I. Restriction enzymes - Cutting of the desired gene at a specific location is attained by using restriction endonucleases. These enzymes are specialised to cut the fragment of DNA at specific locations. Each restriction endonuclease functions by ‘inspecting’ the length of a DNA sequence. Once it finds its specific recognition sequence, it binds to the DNA and cuts each of the two strands of the double helix at specific points in their sugar -phosphate backbones. Each restriction endonuclease recognises a specific palindromic nucleotide sequence (sequence of base pairs that reads same on the two strands when the orientation of reading is kept the same) in the DNA. Restriction enzymes cut the strand of DNA a little away from the centre of the palindrome sites, but between the same two bases on the opposite strands. This leaves single-stranded portions at the ends.

II. Polymerase Chain Reaction - PCR is used to create multiple copies of the DNA being incorporated with molecular biology tools to obtain a higher copy of the desired gene. Two sets of chemically synthesised oligonucleotides and DNA polymerase are being used in vitro for the multiplication of the desired gene. 

The PCR  produces approximately billion copies of a gene in less than 20 minutes. Such higher number of the product is achieved by use of thermostable DNA polymerase (isolated from a bacterium, Thermus aquaticus. 
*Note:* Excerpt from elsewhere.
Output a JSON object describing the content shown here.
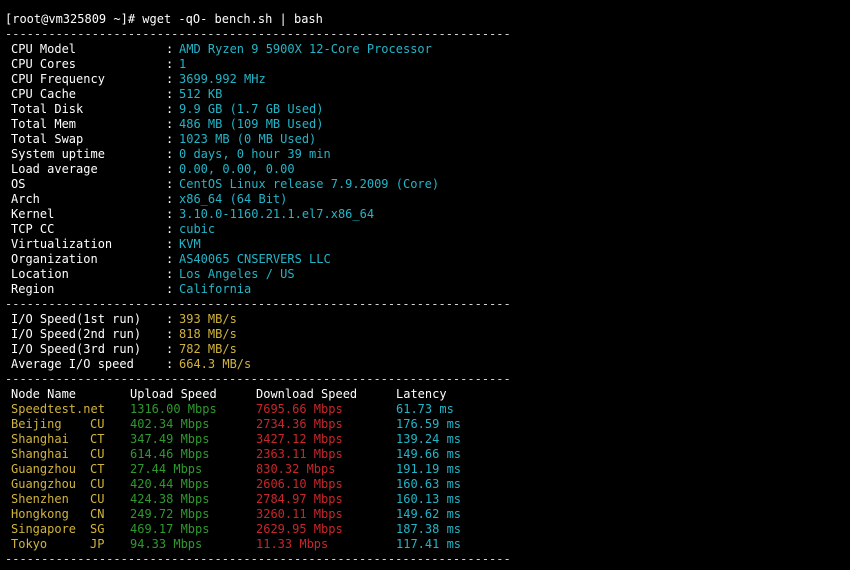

Components used during PCR - Template DNA, DNA polymerase, Primers and buffer. 

Steps of PCR – • 

Denaturation - The  DNA is denatured that is the strands are separated by heating the dsDNA to 95-degree celsius. This breaks hydrogen bonds that hold DNA strands together in the helix. •

Annealing- The mixture is cooled, this allows the primer to bind to their respective complementary sequence. •

 Extension- The mixture is then heated so that DNA polymerase can synthesise new strands.

The whole cycle is repeated to create multiple copies.